Monday, August 08, 2016

Swapping Fiances at Merola's "Cosi fan tutte"



The Merola summer opera training program presented two performances last week of Mozart’s Italian opera, Cosi fan tutte, which was highlighted by a pair of spectacular musical performances from New Zealand tenor Amital Pati and soprano Yelena Dyachek above. Amital is the younger brother of Samoan New Zealander Pene Pati who is currently in the San Francisco Opera’s Adler program, while Yelena Dyachek is from a Sacramento area Ukranian family, and just graduated from the Master’s program in music at USC.

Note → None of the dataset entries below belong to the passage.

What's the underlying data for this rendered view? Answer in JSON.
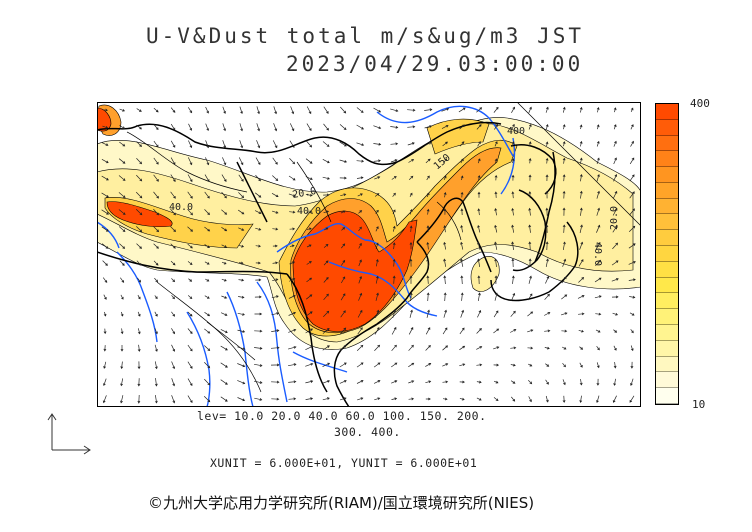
{
  "title": {
    "line1": "U-V&Dust total m/s&ug/m3 JST",
    "line2": "2023/04/29.03:00:00"
  },
  "contour_labels": [
    "20.0",
    "40.0",
    "40.0",
    "150",
    "400",
    "40.0",
    "20.0"
  ],
  "levels": {
    "line1": "lev= 10.0 20.0 40.0 60.0 100. 150. 200.",
    "line2": "300. 400."
  },
  "units_text": "XUNIT = 6.000E+01, YUNIT = 6.000E+01",
  "colorbar": {
    "max_label": "400",
    "min_label": "10",
    "colors": [
      "#ff4a00",
      "#ff5c08",
      "#ff6f10",
      "#ff8218",
      "#ff9520",
      "#ffa428",
      "#ffb232",
      "#ffc03a",
      "#ffcc3e",
      "#ffd640",
      "#ffe044",
      "#ffe84a",
      "#ffee60",
      "#fff278",
      "#fff490",
      "#fff6a8",
      "#fff8c0",
      "#fffad8",
      "#ffffee"
    ]
  },
  "map_colors": {
    "coast": "#000000",
    "rivers": "#1a5cff",
    "arrows": "#222222",
    "dust_high": "#ff4a00",
    "dust_mid": "#ffc83c",
    "dust_low": "#fff8c8"
  },
  "copyright": "©九州大学応用力学研究所(RIAM)/国立環境研究所(NIES)"
}
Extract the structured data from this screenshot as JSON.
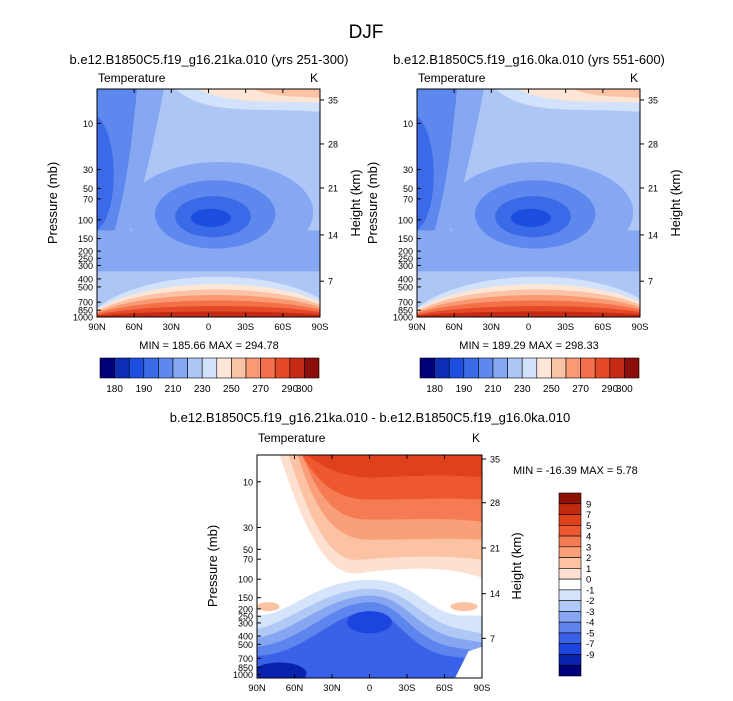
{
  "figure_title": "DJF",
  "colors": {
    "panel_palette": [
      "#00007a",
      "#0c2fb5",
      "#1c4fe0",
      "#3a6ae8",
      "#5e88ee",
      "#86a8f2",
      "#adc6f6",
      "#d3e2fb",
      "#fde6d6",
      "#fbc3a6",
      "#f99a73",
      "#f4704a",
      "#e44a28",
      "#c42a14",
      "#8c0d0a"
    ],
    "diff_palette": [
      "#00007a",
      "#0a22b0",
      "#1c45e0",
      "#3a62e8",
      "#5e85ee",
      "#86a6f2",
      "#b0c8f6",
      "#d6e4fb",
      "#ffffff",
      "#fde0cf",
      "#fbc2a4",
      "#f9a07a",
      "#f57c52",
      "#ee5830",
      "#e0411b",
      "#c22a0e",
      "#8c1205"
    ]
  },
  "chart_data": [
    {
      "type": "contour",
      "id": "panel1",
      "title": "b.e12.B1850C5.f19_g16.21ka.010 (yrs 251-300)",
      "left_label": "Temperature",
      "right_label": "K",
      "xlabel": "",
      "ylabel": "Pressure (mb)",
      "ylabel_right": "Height (km)",
      "x_ticks": [
        "90N",
        "60N",
        "30N",
        "0",
        "30S",
        "60S",
        "90S"
      ],
      "y_ticks": [
        "10",
        "30",
        "50",
        "70",
        "100",
        "150",
        "200",
        "250",
        "300",
        "400",
        "500",
        "700",
        "850",
        "1000"
      ],
      "y_ticks_right": [
        "35",
        "28",
        "21",
        "14",
        "7"
      ],
      "min_max": "MIN = 185.66  MAX = 294.78",
      "min": 185.66,
      "max": 294.78,
      "colorbar_labels": [
        "180",
        "190",
        "210",
        "230",
        "250",
        "270",
        "290",
        "300"
      ]
    },
    {
      "type": "contour",
      "id": "panel2",
      "title": "b.e12.B1850C5.f19_g16.0ka.010 (yrs 551-600)",
      "left_label": "Temperature",
      "right_label": "K",
      "xlabel": "",
      "ylabel": "Pressure (mb)",
      "ylabel_right": "Height (km)",
      "x_ticks": [
        "90N",
        "60N",
        "30N",
        "0",
        "30S",
        "60S",
        "90S"
      ],
      "y_ticks": [
        "10",
        "30",
        "50",
        "70",
        "100",
        "150",
        "200",
        "250",
        "300",
        "400",
        "500",
        "700",
        "850",
        "1000"
      ],
      "y_ticks_right": [
        "35",
        "28",
        "21",
        "14",
        "7"
      ],
      "min_max": "MIN = 189.29  MAX = 298.33",
      "min": 189.29,
      "max": 298.33,
      "colorbar_labels": [
        "180",
        "190",
        "210",
        "230",
        "250",
        "270",
        "290",
        "300"
      ]
    },
    {
      "type": "contour",
      "id": "panel3",
      "title": "b.e12.B1850C5.f19_g16.21ka.010 - b.e12.B1850C5.f19_g16.0ka.010",
      "left_label": "Temperature",
      "right_label": "K",
      "xlabel": "",
      "ylabel": "Pressure (mb)",
      "ylabel_right": "Height (km)",
      "x_ticks": [
        "90N",
        "60N",
        "30N",
        "0",
        "30S",
        "60S",
        "90S"
      ],
      "y_ticks": [
        "10",
        "30",
        "50",
        "70",
        "100",
        "150",
        "200",
        "250",
        "300",
        "400",
        "500",
        "700",
        "850",
        "1000"
      ],
      "y_ticks_right": [
        "35",
        "28",
        "21",
        "14",
        "7"
      ],
      "min_max": "MIN = -16.39  MAX =  5.78",
      "min": -16.39,
      "max": 5.78,
      "colorbar_labels": [
        "9",
        "7",
        "5",
        "4",
        "3",
        "2",
        "1",
        "0",
        "-1",
        "-2",
        "-3",
        "-4",
        "-5",
        "-7",
        "-9"
      ]
    }
  ]
}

Pati’s tenor is unforced, sweet and pure in tone, and his singing of the famous Un’aura amorosa aria was one of the gentlest, most touching renditions I have ever heard. Yelena Dyachek’s voice is a rarity: huge, young, beautiful, controlled in pitch, and rich with color. I mentioned to SF Opera Center Director Sheri Greenawald that Dyachek’s singing reminded me of Carol Vaness when she was singing Mozart in her early 20s, and Greenawald replied, “Her voice is even larger than Carol’s. She reminds me of a young Gwyneth Jones. That voice is HUGE!” (In the photo above, the two singers are flanking conductor Mark Morash who led a lively performance of one of Mozart’s most gorgeous scores.)



The opera was staged by director Ted Huffman in a military hospital in a vague 20th century time and place, which made certain scenes nonsensical but overall worked quite well. The opera’s plot involves a cruel bet on whether a pair of sisters are actually as faithful as their fiances believe, with the two male friends pretending to go to war and returning in disguise to woo each others’ sweethearts. In traditional productions, they are usually dressed as Balkan boys, complete with turbans, but the bandaged heads worked splendidly as disguises. Plus, it was easier than usual to believe that the sisters would take pity on these wounded, infatuated young men. Baritone Cody Quattlebaum as Guglielmo was charming vocally and dramatically, while Alexandra Schenk as Dorabella wasn’t in quite the same league as Pati and Dyachek, but very few singers are. (Photo above by Kristen Loken.)



Adelaide Boedecker above sang well and was dramatically funny and commanding as Despina, playing a conspiratorial Rosie the Riveter maid/janitor/cook who is even more cynical about relations between the sexes than Don Alfonso (Josh Quinn, pictured below) who initiates the bet.



As much as I worship Mozart and especially his operas, there always seems to be a moment during the three-and-a-half hour Cosi fan tutte when I think, “Oh god, not another effing gorgeous aria,” and Saturday afternoon’s performance was no exception. Thankfully, the excitement and sheer beauty of Pati and Dyachek’s voices was enough to carry one happily to the end, and in a welcome directorial touch the couples don’t return to their original partners as the libretto suggests, but swap fiances. The tenor really does belong with the soprano and the baritone really does belong with the mezzo, original infatuations be damned.